The Pope made a last endeavour to avert the catastrophe by calling to his counsels Count Pellegrino Rossi, a man of unyielding will, who was as much opposed to demagogic as to theocratic government. Rossi, having been compromised when very young in Murat’s enterprises, lived long abroad, and attained the highest offices under Louis Philippe, who sent him to Rome to arrange with the Pope the delicate question of the expulsion of the Jesuits from France, which he conducted to an amicable settlement, though one not pleasing to the great Society. Not being one of those who change masters as they change their boots according to the state of the roads, the ambassador retired from the French service when Louis Philippe was dethroned. As minister to the Pope, he made his influence instantly felt; measures were taken to restore order in the finances, discipline in the army, public security in the streets, and method and activity in the Government offices. The tax on ecclesiastical property was enforced; fomenters of anarchy, even though they wore the garb of patriots, and perhaps honestly believed themselves to be such, were vigorously dealt with. If anyone could have given the Temporal Power a new lease of life, it would have been a man so gifted and so devoted as Pellegrino Rossi, but the entire forces, both of subversion and of reaction, were against him, and most of all was against him the fatality of dates. Not at human bidding do the dead arise and walk. The most deeply to be regretted event that happened in the course of the Italian revolution gave his inevitable failure the appearance of a fortuitous accident.

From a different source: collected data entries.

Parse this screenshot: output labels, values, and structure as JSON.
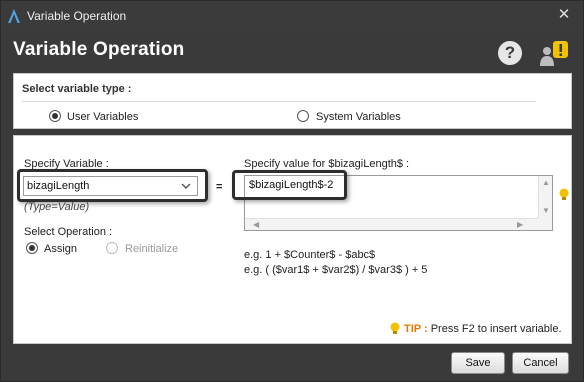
{
  "window": {
    "title": "Variable Operation",
    "close_glyph": "✕",
    "app_icon": "bizagi-logo-icon"
  },
  "header": {
    "title": "Variable Operation",
    "help_glyph": "?",
    "icons": [
      "help-icon",
      "user-alert-icon"
    ]
  },
  "variable_type": {
    "label": "Select variable type :",
    "options": [
      {
        "label": "User Variables",
        "checked": true
      },
      {
        "label": "System Variables",
        "checked": false
      }
    ]
  },
  "specify_variable": {
    "label": "Specify Variable :",
    "selected": "bizagiLength",
    "type_hint": "(Type=Value)"
  },
  "equals": "=",
  "specify_value": {
    "label": "Specify value for $bizagiLength$ :",
    "value": "$bizagiLength$-2"
  },
  "operation": {
    "label": "Select Operation :",
    "options": [
      {
        "label": "Assign",
        "checked": true,
        "disabled": false
      },
      {
        "label": "Reinitialize",
        "checked": false,
        "disabled": true
      }
    ]
  },
  "examples": {
    "line1": "e.g. 1 + $Counter$ - $abc$",
    "line2": "e.g. ( ($var1$ + $var2$) / $var3$ ) + 5"
  },
  "tip": {
    "label": "TIP :",
    "text": "Press F2 to insert variable."
  },
  "footer": {
    "save_label": "Save",
    "cancel_label": "Cancel"
  },
  "colors": {
    "dialog_bg": "#3a3a3a",
    "tip_accent": "#e07a00",
    "bulb_yellow": "#f2c200"
  }
}
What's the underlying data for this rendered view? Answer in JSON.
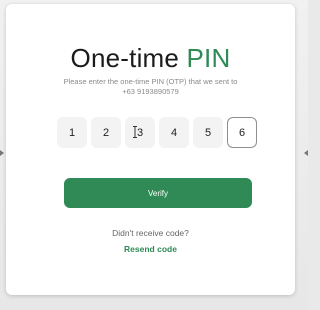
{
  "header": {
    "title_main": "One-time ",
    "title_accent": "PIN",
    "subtitle_line1": "Please enter the one-time PIN (OTP) that we sent to",
    "subtitle_line2": "+63 9193890579"
  },
  "otp": {
    "digits": [
      "1",
      "2",
      "3",
      "4",
      "5",
      "6"
    ],
    "active_index": 5
  },
  "actions": {
    "verify_label": "Verify",
    "no_code_text": "Didn't receive code?",
    "resend_label": "Resend code"
  },
  "colors": {
    "accent": "#2f8a55",
    "card": "#ffffff",
    "backdrop": "#e9e9e9"
  },
  "icons": {
    "text_cursor": "text-cursor-icon",
    "left_arrow": "arrow-left-icon",
    "right_arrow": "arrow-right-icon"
  }
}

Parliament, which had been prorogued on the 26th of August, was to open on the 15th of November. Anarchy, black and red, was in the air. Though disorders were expected, Rossi made no provision for keeping the space clear round the palace where Parliament met; knots of men, with sinister faces, gathered in all parts of the square. Rossi was warned in the morning that an attempt would be made to assassinate him; he was entreated not to go to the Chamber, to which he replied that it was his duty to be present, and that if people wanted his blood they would have it sooner or later, whether he took precautions or not. Two policemen to keep the passage free when he reached the Chamber would, nevertheless, have saved his life. As he walked from his carriage to the stairs, an unknown individual pushed against him on the right side, and when he turned to see who it was, the assassin plunged a dagger in his throat. He fell, bathed in blood, to expire without uttering a word.
In the Chamber, the deputies proceeded to business; not one raised an indignant protest against a crime which violated the independence of the representatives of the nation. The mere understanding of what liberty means is absolutely wanting in most populations when they first emerge from servitude.